Computers driving trucks. It sounds fanciful, and if it ever happens, I guess I’ll hand in my license and get off the road; it might be safer. Yet that is what is in store for the future. Fortunately, we’re not talking about full-time truck driving computers (although that will be next, you watch).
A recent news story on GizMag.com took a look at virtual co-drivers. Modern trucks already have the start of this technology – GPS with back-to-base technology connects fleet managers with drivers in real time. They can communicate problems, particularly with road congestion and issue navigation alternatives to drivers.
Virtual co-drivers would do a similar job, however, they are also designed to ‘take over’ from a driver should they become incapacitated – for example, falling asleep at the wheel. I don’t know which is scarier, a driver falling asleep or a computer driving the truck! I won’t take a totally negative tact on virtual drivers. After all, they do have their place. Providing constant feedback on traffic and weather conditions is an important factor for today’s truck drivers.
It will also be interesting to see how this technology becomes incorporated into hybrid engine trucks. Virtual drivers should be able to optimize how and when the different components of a hybrid engine work together. Better fuel consumption and longer lasting engines will be one real benefit to both owners and drivers.

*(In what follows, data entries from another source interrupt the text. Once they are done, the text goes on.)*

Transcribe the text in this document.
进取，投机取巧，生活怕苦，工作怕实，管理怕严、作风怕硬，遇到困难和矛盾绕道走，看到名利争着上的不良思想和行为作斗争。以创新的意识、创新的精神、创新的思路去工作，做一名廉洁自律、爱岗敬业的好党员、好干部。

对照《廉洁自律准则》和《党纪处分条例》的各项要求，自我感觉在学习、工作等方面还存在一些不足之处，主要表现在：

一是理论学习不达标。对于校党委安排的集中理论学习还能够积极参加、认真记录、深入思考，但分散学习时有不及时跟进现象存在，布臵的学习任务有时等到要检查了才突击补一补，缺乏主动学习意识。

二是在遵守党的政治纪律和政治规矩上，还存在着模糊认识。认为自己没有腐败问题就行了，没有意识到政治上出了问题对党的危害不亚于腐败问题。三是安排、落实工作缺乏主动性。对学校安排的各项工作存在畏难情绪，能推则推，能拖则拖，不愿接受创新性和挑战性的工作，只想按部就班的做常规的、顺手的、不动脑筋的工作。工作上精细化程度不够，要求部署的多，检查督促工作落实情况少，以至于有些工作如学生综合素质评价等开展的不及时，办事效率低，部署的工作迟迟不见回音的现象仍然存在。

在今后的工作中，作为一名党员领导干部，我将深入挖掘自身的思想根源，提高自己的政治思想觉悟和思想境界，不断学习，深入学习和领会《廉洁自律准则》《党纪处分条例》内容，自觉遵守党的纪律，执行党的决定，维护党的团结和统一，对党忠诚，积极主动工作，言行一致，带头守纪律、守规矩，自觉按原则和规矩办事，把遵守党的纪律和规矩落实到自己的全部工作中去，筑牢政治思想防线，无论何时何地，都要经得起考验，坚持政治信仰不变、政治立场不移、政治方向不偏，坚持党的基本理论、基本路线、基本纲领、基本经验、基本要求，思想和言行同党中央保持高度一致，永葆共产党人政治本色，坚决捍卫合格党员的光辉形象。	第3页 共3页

Truck driving is forever changing. Over the last 100 years we have seen the use of power steering, synchronized gear boxes, two-way radios, GPS and even climate control for the drivers. Right now, it’s a human who is in control of a truck, and that human still requires truck driver training and testing before they can gain a commercial drivers license to work as a truck driver. If technology can make a truck driver’s job easier – bring it on. Somehow, I can’t see technology taking over from truck drivers.